Horchata has been around for eleventy billion years (or at least a lot of centuries) so I’m not sure why I never discovered it until about four years ago. We were at Blue Tortilla in New Hope (one of my favorite Mexican restaurants) and the owner peer-pressured us into ordering a pitcher. I love rice, and milk, and cinnamon, and vanilla, so horchata pretty much blew my mind.
But for all my extensive burrito consumption, I haven’t had the best luck finding places that serve horchata. So I’ve been relying on our yearly trips to New Hope, and the one time at Rutgers Day when one of the Latin-Am student clubs had a huge cooler of horchata and the girl running the table was like, “We have a lot left over, so take as much as you want” and I swear I heard church bells.

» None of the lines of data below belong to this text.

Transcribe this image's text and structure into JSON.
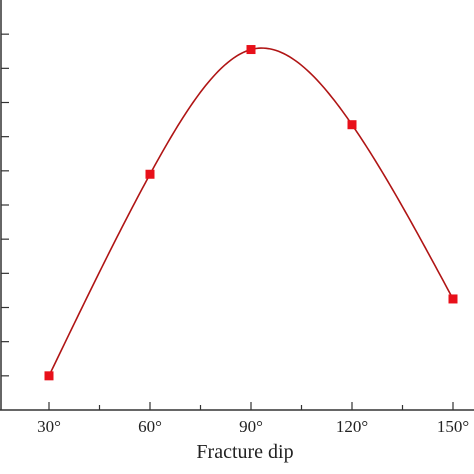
{
  "chart_data": {
    "type": "line",
    "x": [
      30,
      60,
      90,
      120,
      150
    ],
    "categories": [
      "30°",
      "60°",
      "90°",
      "120°",
      "150°"
    ],
    "values": [
      1.0,
      6.9,
      10.55,
      8.35,
      3.25
    ],
    "xlabel": "Fracture dip",
    "ylabel": "",
    "xlim": [
      30,
      150
    ],
    "ylim": [
      0,
      12
    ],
    "y_ticks": [
      0,
      1,
      2,
      3,
      4,
      5,
      6,
      7,
      8,
      9,
      10,
      11,
      12
    ],
    "y_tick_labels_visible": false,
    "smooth": true,
    "grid": false,
    "colors": {
      "line": "#b01515",
      "marker": "#e8101a",
      "axis": "#333333"
    }
  }
}
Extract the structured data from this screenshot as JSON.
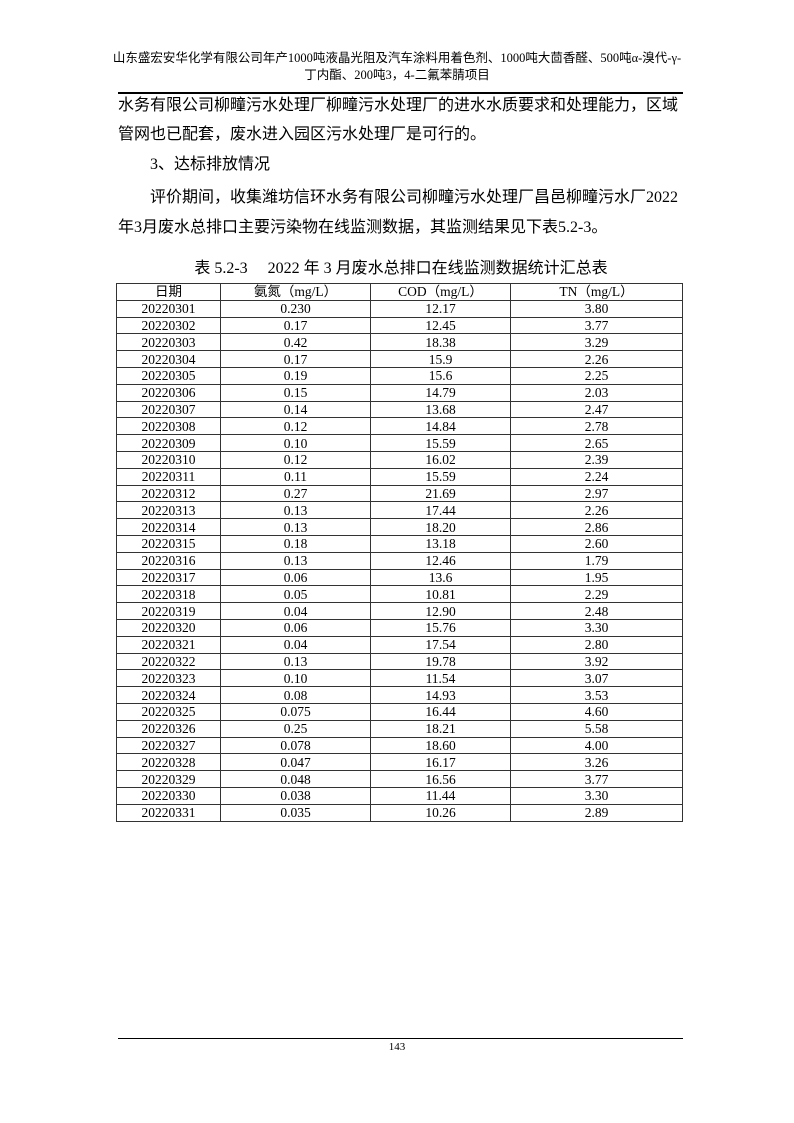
{
  "header": {
    "line1": "山东盛宏安华化学有限公司年产1000吨液晶光阻及汽车涂料用着色剂、1000吨大茴香醛、500吨α-溴代-γ-",
    "line2": "丁内酯、200吨3，4-二氟苯腈项目"
  },
  "body": {
    "para1_line1": "水务有限公司柳疃污水处理厂柳疃污水处理厂的进水水质要求和处理能力，区域",
    "para1_line2": "管网也已配套，废水进入园区污水处理厂是可行的。",
    "heading": "3、达标排放情况",
    "para2_line1": "评价期间，收集潍坊信环水务有限公司柳疃污水处理厂昌邑柳疃污水厂2022",
    "para2_line2": "年3月废水总排口主要污染物在线监测数据，其监测结果见下表5.2-3。"
  },
  "table": {
    "caption": "表 5.2-3     2022 年 3 月废水总排口在线监测数据统计汇总表",
    "headers": [
      "日期",
      "氨氮（mg/L）",
      "COD（mg/L）",
      "TN（mg/L）"
    ],
    "rows": [
      [
        "20220301",
        "0.230",
        "12.17",
        "3.80"
      ],
      [
        "20220302",
        "0.17",
        "12.45",
        "3.77"
      ],
      [
        "20220303",
        "0.42",
        "18.38",
        "3.29"
      ],
      [
        "20220304",
        "0.17",
        "15.9",
        "2.26"
      ],
      [
        "20220305",
        "0.19",
        "15.6",
        "2.25"
      ],
      [
        "20220306",
        "0.15",
        "14.79",
        "2.03"
      ],
      [
        "20220307",
        "0.14",
        "13.68",
        "2.47"
      ],
      [
        "20220308",
        "0.12",
        "14.84",
        "2.78"
      ],
      [
        "20220309",
        "0.10",
        "15.59",
        "2.65"
      ],
      [
        "20220310",
        "0.12",
        "16.02",
        "2.39"
      ],
      [
        "20220311",
        "0.11",
        "15.59",
        "2.24"
      ],
      [
        "20220312",
        "0.27",
        "21.69",
        "2.97"
      ],
      [
        "20220313",
        "0.13",
        "17.44",
        "2.26"
      ],
      [
        "20220314",
        "0.13",
        "18.20",
        "2.86"
      ],
      [
        "20220315",
        "0.18",
        "13.18",
        "2.60"
      ],
      [
        "20220316",
        "0.13",
        "12.46",
        "1.79"
      ],
      [
        "20220317",
        "0.06",
        "13.6",
        "1.95"
      ],
      [
        "20220318",
        "0.05",
        "10.81",
        "2.29"
      ],
      [
        "20220319",
        "0.04",
        "12.90",
        "2.48"
      ],
      [
        "20220320",
        "0.06",
        "15.76",
        "3.30"
      ],
      [
        "20220321",
        "0.04",
        "17.54",
        "2.80"
      ],
      [
        "20220322",
        "0.13",
        "19.78",
        "3.92"
      ],
      [
        "20220323",
        "0.10",
        "11.54",
        "3.07"
      ],
      [
        "20220324",
        "0.08",
        "14.93",
        "3.53"
      ],
      [
        "20220325",
        "0.075",
        "16.44",
        "4.60"
      ],
      [
        "20220326",
        "0.25",
        "18.21",
        "5.58"
      ],
      [
        "20220327",
        "0.078",
        "18.60",
        "4.00"
      ],
      [
        "20220328",
        "0.047",
        "16.17",
        "3.26"
      ],
      [
        "20220329",
        "0.048",
        "16.56",
        "3.77"
      ],
      [
        "20220330",
        "0.038",
        "11.44",
        "3.30"
      ],
      [
        "20220331",
        "0.035",
        "10.26",
        "2.89"
      ]
    ]
  },
  "footer": {
    "page_number": "143"
  }
}
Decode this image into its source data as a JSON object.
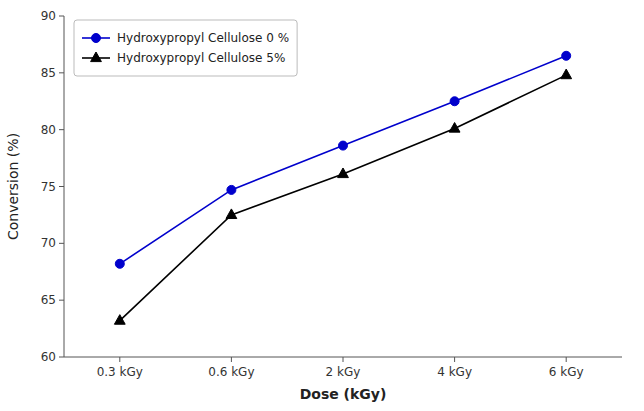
{
  "chart_data": {
    "type": "line",
    "categories": [
      "0.3 kGy",
      "0.6 kGy",
      "2 kGy",
      "4 kGy",
      "6 kGy"
    ],
    "series": [
      {
        "name": "Hydroxypropyl Cellulose 0 %",
        "color": "#0000cc",
        "marker": "circle",
        "values": [
          68.2,
          74.7,
          78.6,
          82.5,
          86.5
        ]
      },
      {
        "name": "Hydroxypropyl Cellulose 5%",
        "color": "#000000",
        "marker": "triangle",
        "values": [
          63.2,
          72.5,
          76.1,
          80.1,
          84.8
        ]
      }
    ],
    "xlabel": "Dose (kGy)",
    "ylabel": "Conversion (%)",
    "ylim": [
      60,
      90
    ],
    "yticks": [
      60,
      65,
      70,
      75,
      80,
      85,
      90
    ],
    "grid": false,
    "legend": "upper left"
  }
}
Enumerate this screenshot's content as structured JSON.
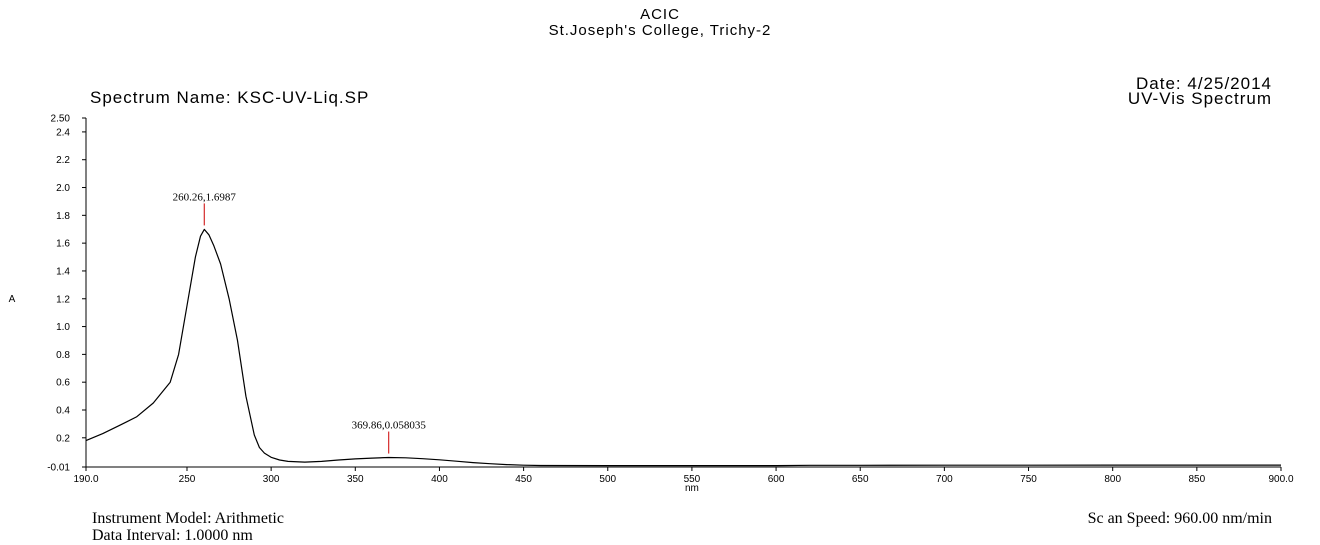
{
  "header": {
    "lab": "ACIC",
    "institution": "St.Joseph's College, Trichy-2",
    "spectrum_name": "Spectrum Name: KSC-UV-Liq.SP",
    "date": "Date: 4/25/2014",
    "spectrum_type": "UV-Vis Spectrum"
  },
  "footer": {
    "instrument": "Instrument Model: Arithmetic",
    "interval": "Data Interval: 1.0000 nm",
    "scan_speed": "Sc an Speed: 960.00 nm/min"
  },
  "colors": {
    "trace": "#000000",
    "marker": "#cc0000"
  },
  "chart_data": {
    "type": "line",
    "xlabel": "nm",
    "ylabel": "A",
    "xlim": [
      190,
      900
    ],
    "ylim": [
      -0.01,
      2.5
    ],
    "grid": false,
    "x_ticks": [
      190,
      250,
      300,
      350,
      400,
      450,
      500,
      550,
      600,
      650,
      700,
      750,
      800,
      850,
      900
    ],
    "x_tick_labels": [
      "190.0",
      "250",
      "300",
      "350",
      "400",
      "450",
      "500",
      "550",
      "600",
      "650",
      "700",
      "750",
      "800",
      "850",
      "900.0"
    ],
    "y_ticks": [
      -0.01,
      0.2,
      0.4,
      0.6,
      0.8,
      1.0,
      1.2,
      1.4,
      1.6,
      1.8,
      2.0,
      2.2,
      2.4,
      2.5
    ],
    "y_tick_labels": [
      "-0.01",
      "0.2",
      "0.4",
      "0.6",
      "0.8",
      "1.0",
      "1.2",
      "1.4",
      "1.6",
      "1.8",
      "2.0",
      "2.2",
      "2.4",
      "2.50"
    ],
    "series": [
      {
        "x": [
          190,
          200,
          210,
          220,
          230,
          240,
          245,
          250,
          255,
          258,
          260.26,
          263,
          266,
          270,
          275,
          280,
          285,
          290,
          293,
          296,
          300,
          305,
          310,
          320,
          330,
          340,
          350,
          360,
          369.86,
          380,
          390,
          400,
          410,
          420,
          430,
          440,
          450,
          460,
          500,
          550,
          600,
          620,
          650,
          700,
          750,
          800,
          850,
          900
        ],
        "y": [
          0.18,
          0.23,
          0.29,
          0.35,
          0.45,
          0.6,
          0.8,
          1.15,
          1.5,
          1.65,
          1.6987,
          1.66,
          1.58,
          1.45,
          1.2,
          0.9,
          0.5,
          0.22,
          0.13,
          0.09,
          0.06,
          0.04,
          0.03,
          0.025,
          0.03,
          0.04,
          0.048,
          0.054,
          0.058035,
          0.056,
          0.05,
          0.042,
          0.032,
          0.022,
          0.014,
          0.007,
          0.003,
          0.001,
          0.0,
          0.0,
          0.0,
          0.002,
          0.002,
          0.003,
          0.003,
          0.004,
          0.004,
          0.004
        ]
      }
    ],
    "peaks": [
      {
        "x": 260.26,
        "y": 1.6987,
        "label": "260.26,1.6987"
      },
      {
        "x": 369.86,
        "y": 0.058035,
        "label": "369.86,0.058035"
      }
    ]
  }
}
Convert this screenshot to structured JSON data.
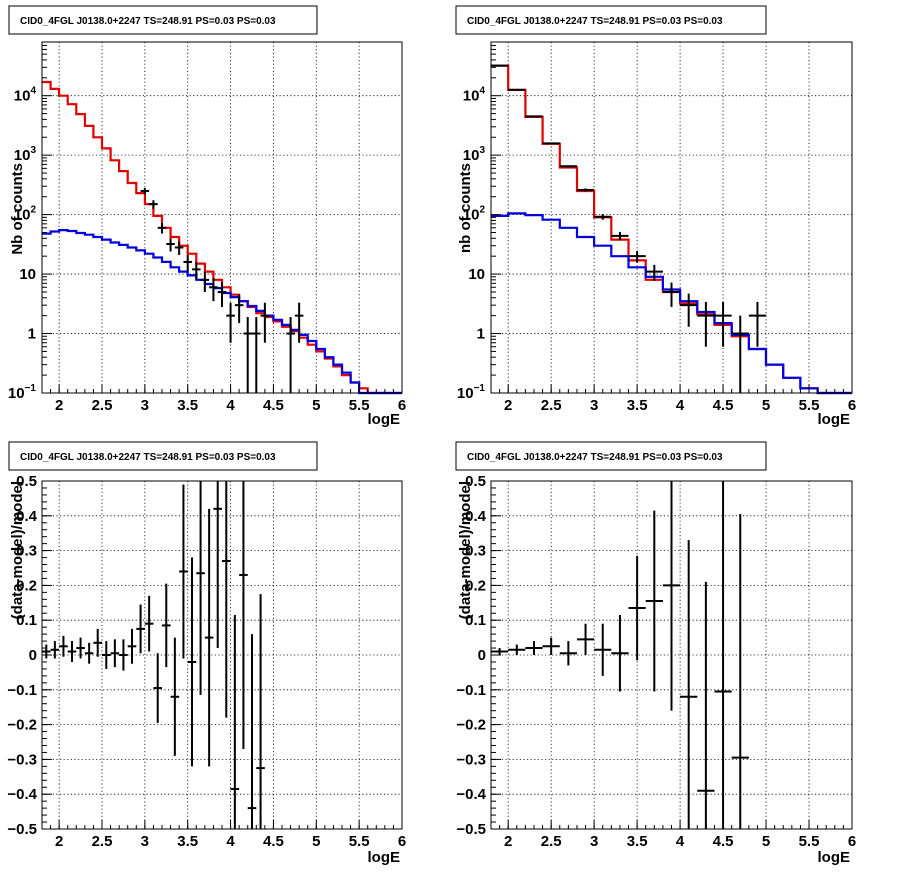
{
  "chart_data": [
    {
      "type": "line",
      "title": "CID0_4FGL J0138.0+2247 TS=248.91 PS=0.03 PS=0.03",
      "xlabel": "logE",
      "ylabel": "Nb of counts",
      "xlim": [
        1.8,
        6.0
      ],
      "ylim": [
        0.1,
        80000
      ],
      "yscale": "log",
      "grid": true,
      "xticks": [
        "2",
        "2.5",
        "3",
        "3.5",
        "4",
        "4.5",
        "5",
        "5.5",
        "6"
      ],
      "yticks": [
        {
          "value": 0.1,
          "label": "10",
          "exp": "−1"
        },
        {
          "value": 1,
          "label": "1",
          "exp": ""
        },
        {
          "value": 10,
          "label": "10",
          "exp": ""
        },
        {
          "value": 100,
          "label": "10",
          "exp": "2"
        },
        {
          "value": 1000,
          "label": "10",
          "exp": "3"
        },
        {
          "value": 10000,
          "label": "10",
          "exp": "4"
        }
      ],
      "bin_edges": [
        1.8,
        1.9,
        2.0,
        2.1,
        2.2,
        2.3,
        2.4,
        2.5,
        2.6,
        2.7,
        2.8,
        2.9,
        3.0,
        3.1,
        3.2,
        3.3,
        3.4,
        3.5,
        3.6,
        3.7,
        3.8,
        3.9,
        4.0,
        4.1,
        4.2,
        4.3,
        4.4,
        4.5,
        4.6,
        4.7,
        4.8,
        4.9,
        5.0,
        5.1,
        5.2,
        5.3,
        5.4,
        5.5,
        5.6,
        5.7,
        5.8,
        5.9,
        6.0
      ],
      "series": [
        {
          "role": "model-total",
          "color": "#e00000",
          "values": [
            17000,
            13000,
            10000,
            7200,
            4900,
            3100,
            2000,
            1300,
            820,
            540,
            340,
            230,
            150,
            95,
            60,
            42,
            30,
            22,
            15,
            11,
            8,
            6,
            4.5,
            3.5,
            2.8,
            2.2,
            1.9,
            1.6,
            1.3,
            1.1,
            0.85,
            0.65,
            0.5,
            0.38,
            0.28,
            0.2,
            0.15,
            0.12,
            0.1,
            0.1,
            0.1,
            0.1
          ]
        },
        {
          "role": "model-background",
          "color": "#0000e0",
          "values": [
            48,
            52,
            55,
            53,
            49,
            46,
            42,
            38,
            34,
            31,
            28,
            25,
            22,
            19,
            16,
            13,
            11,
            9.5,
            8,
            6.8,
            5.8,
            4.8,
            4.1,
            3.5,
            2.9,
            2.4,
            2.0,
            1.7,
            1.4,
            1.15,
            0.95,
            0.75,
            0.55,
            0.4,
            0.3,
            0.22,
            0.15,
            0.1,
            0.1,
            0.1,
            0.1,
            0.1
          ]
        },
        {
          "role": "data",
          "color": "#000000",
          "points": [
            [
              3.0,
              250,
              30
            ],
            [
              3.1,
              150,
              25
            ],
            [
              3.2,
              60,
              12
            ],
            [
              3.3,
              32,
              8
            ],
            [
              3.4,
              28,
              7
            ],
            [
              3.5,
              16,
              5
            ],
            [
              3.6,
              12,
              4
            ],
            [
              3.7,
              8,
              3
            ],
            [
              3.8,
              6,
              2.5
            ],
            [
              3.9,
              5,
              2.2
            ],
            [
              4.0,
              2,
              1.3
            ],
            [
              4.1,
              3,
              1.5
            ],
            [
              4.2,
              1,
              0.9
            ],
            [
              4.3,
              1,
              0.9
            ],
            [
              4.4,
              2,
              1.3
            ],
            [
              4.7,
              1,
              0.9
            ],
            [
              4.8,
              2,
              1.3
            ]
          ]
        }
      ]
    },
    {
      "type": "line",
      "title": "CID0_4FGL J0138.0+2247 TS=248.91 PS=0.03 PS=0.03",
      "xlabel": "logE",
      "ylabel": "nb of counts",
      "xlim": [
        1.8,
        6.0
      ],
      "ylim": [
        0.1,
        80000
      ],
      "yscale": "log",
      "grid": true,
      "xticks": [
        "2",
        "2.5",
        "3",
        "3.5",
        "4",
        "4.5",
        "5",
        "5.5",
        "6"
      ],
      "yticks": [
        {
          "value": 0.1,
          "label": "10",
          "exp": "−1"
        },
        {
          "value": 1,
          "label": "1",
          "exp": ""
        },
        {
          "value": 10,
          "label": "10",
          "exp": ""
        },
        {
          "value": 100,
          "label": "10",
          "exp": "2"
        },
        {
          "value": 1000,
          "label": "10",
          "exp": "3"
        },
        {
          "value": 10000,
          "label": "10",
          "exp": "4"
        }
      ],
      "bin_edges": [
        1.8,
        2.0,
        2.2,
        2.4,
        2.6,
        2.8,
        3.0,
        3.2,
        3.4,
        3.6,
        3.8,
        4.0,
        4.2,
        4.4,
        4.6,
        4.8,
        5.0,
        5.2,
        5.4,
        5.6,
        5.8,
        6.0
      ],
      "series": [
        {
          "role": "model-total",
          "color": "#e00000",
          "values": [
            32000,
            12500,
            4400,
            1550,
            620,
            250,
            90,
            38,
            17,
            8,
            5,
            3.2,
            2.1,
            1.4,
            0.9,
            0.55,
            0.3,
            0.18,
            0.12,
            0.1,
            0.1
          ]
        },
        {
          "role": "model-background",
          "color": "#0000e0",
          "values": [
            95,
            105,
            98,
            82,
            60,
            42,
            30,
            20,
            13,
            9,
            5.5,
            3.5,
            2.3,
            1.5,
            0.95,
            0.55,
            0.3,
            0.18,
            0.12,
            0.1,
            0.1
          ]
        },
        {
          "role": "data",
          "color": "#000000",
          "points": [
            [
              1.9,
              32000,
              180
            ],
            [
              2.1,
              12500,
              110
            ],
            [
              2.3,
              4500,
              67
            ],
            [
              2.5,
              1580,
              40
            ],
            [
              2.7,
              650,
              25
            ],
            [
              2.9,
              260,
              16
            ],
            [
              3.1,
              92,
              10
            ],
            [
              3.3,
              44,
              7
            ],
            [
              3.5,
              20,
              4.5
            ],
            [
              3.7,
              11,
              3.3
            ],
            [
              3.9,
              5,
              2.2
            ],
            [
              4.1,
              3,
              1.7
            ],
            [
              4.3,
              2,
              1.4
            ],
            [
              4.5,
              2,
              1.4
            ],
            [
              4.7,
              1,
              1.0
            ],
            [
              4.9,
              2,
              1.4
            ]
          ]
        }
      ]
    },
    {
      "type": "scatter",
      "title": "CID0_4FGL J0138.0+2247 TS=248.91 PS=0.03 PS=0.03",
      "xlabel": "logE",
      "ylabel": "(data-model)/model",
      "xlim": [
        1.8,
        6.0
      ],
      "ylim": [
        -0.5,
        0.5
      ],
      "grid": true,
      "xticks": [
        "2",
        "2.5",
        "3",
        "3.5",
        "4",
        "4.5",
        "5",
        "5.5",
        "6"
      ],
      "yticks": [
        "−0.5",
        "−0.4",
        "−0.3",
        "−0.2",
        "−0.1",
        "0",
        "0.1",
        "0.2",
        "0.3",
        "0.4",
        "0.5"
      ],
      "xhalf": 0.05,
      "points": [
        [
          1.85,
          0.01,
          0.02
        ],
        [
          1.95,
          0.015,
          0.025
        ],
        [
          2.05,
          0.025,
          0.03
        ],
        [
          2.15,
          0.01,
          0.03
        ],
        [
          2.25,
          0.02,
          0.03
        ],
        [
          2.35,
          0.005,
          0.03
        ],
        [
          2.45,
          0.035,
          0.04
        ],
        [
          2.55,
          0.0,
          0.04
        ],
        [
          2.65,
          0.005,
          0.04
        ],
        [
          2.75,
          0.0,
          0.045
        ],
        [
          2.85,
          0.025,
          0.05
        ],
        [
          2.95,
          0.075,
          0.07
        ],
        [
          3.05,
          0.09,
          0.08
        ],
        [
          3.15,
          -0.095,
          0.1
        ],
        [
          3.25,
          0.085,
          0.12
        ],
        [
          3.35,
          -0.12,
          0.17
        ],
        [
          3.45,
          0.24,
          0.25
        ],
        [
          3.55,
          -0.02,
          0.3
        ],
        [
          3.65,
          0.235,
          0.35
        ],
        [
          3.75,
          0.05,
          0.37
        ],
        [
          3.85,
          0.42,
          0.4
        ],
        [
          3.95,
          0.27,
          0.45
        ],
        [
          4.05,
          -0.385,
          0.5
        ],
        [
          4.15,
          0.23,
          0.5
        ],
        [
          4.25,
          -0.44,
          0.5
        ],
        [
          4.35,
          -0.325,
          0.5
        ]
      ]
    },
    {
      "type": "scatter",
      "title": "CID0_4FGL J0138.0+2247 TS=248.91 PS=0.03 PS=0.03",
      "xlabel": "logE",
      "ylabel": "(data-model)/model",
      "xlim": [
        1.8,
        6.0
      ],
      "ylim": [
        -0.5,
        0.5
      ],
      "grid": true,
      "xticks": [
        "2",
        "2.5",
        "3",
        "3.5",
        "4",
        "4.5",
        "5",
        "5.5",
        "6"
      ],
      "yticks": [
        "−0.5",
        "−0.4",
        "−0.3",
        "−0.2",
        "−0.1",
        "0",
        "0.1",
        "0.2",
        "0.3",
        "0.4",
        "0.5"
      ],
      "xhalf": 0.1,
      "points": [
        [
          1.9,
          0.01,
          0.01
        ],
        [
          2.1,
          0.015,
          0.015
        ],
        [
          2.3,
          0.02,
          0.02
        ],
        [
          2.5,
          0.025,
          0.025
        ],
        [
          2.7,
          0.005,
          0.035
        ],
        [
          2.9,
          0.045,
          0.045
        ],
        [
          3.1,
          0.015,
          0.075
        ],
        [
          3.3,
          0.005,
          0.11
        ],
        [
          3.5,
          0.135,
          0.15
        ],
        [
          3.7,
          0.155,
          0.26
        ],
        [
          3.9,
          0.2,
          0.36
        ],
        [
          4.1,
          -0.12,
          0.45
        ],
        [
          4.3,
          -0.39,
          0.6
        ],
        [
          4.5,
          -0.105,
          0.65
        ],
        [
          4.7,
          -0.295,
          0.7
        ]
      ]
    }
  ]
}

Anyway. I decided to make my own. And guess what? NAILED IT! On the first try, no less! O-freakin’-lé!
- 1/2 cup uncooked rice (anything non-instant…I used basmati)
- 2 1/2 cups water
- 1/4 tsp vanilla extract
- 1/4 tsp cinnamon (heaping)
- 1/6 cup sugar
Soak the rice in the water for about 45 minutes. You’ll end up with murky rice-water like this:
Dump it into a blender and puree for about 30 seconds.
Then pour it into a pitcher, using a strainer to separate the rice water from the rice.
P.S. Random fun fact: In Valencia, Horchata is called orxata, as in “Or, xata!” or “Gold, darling!”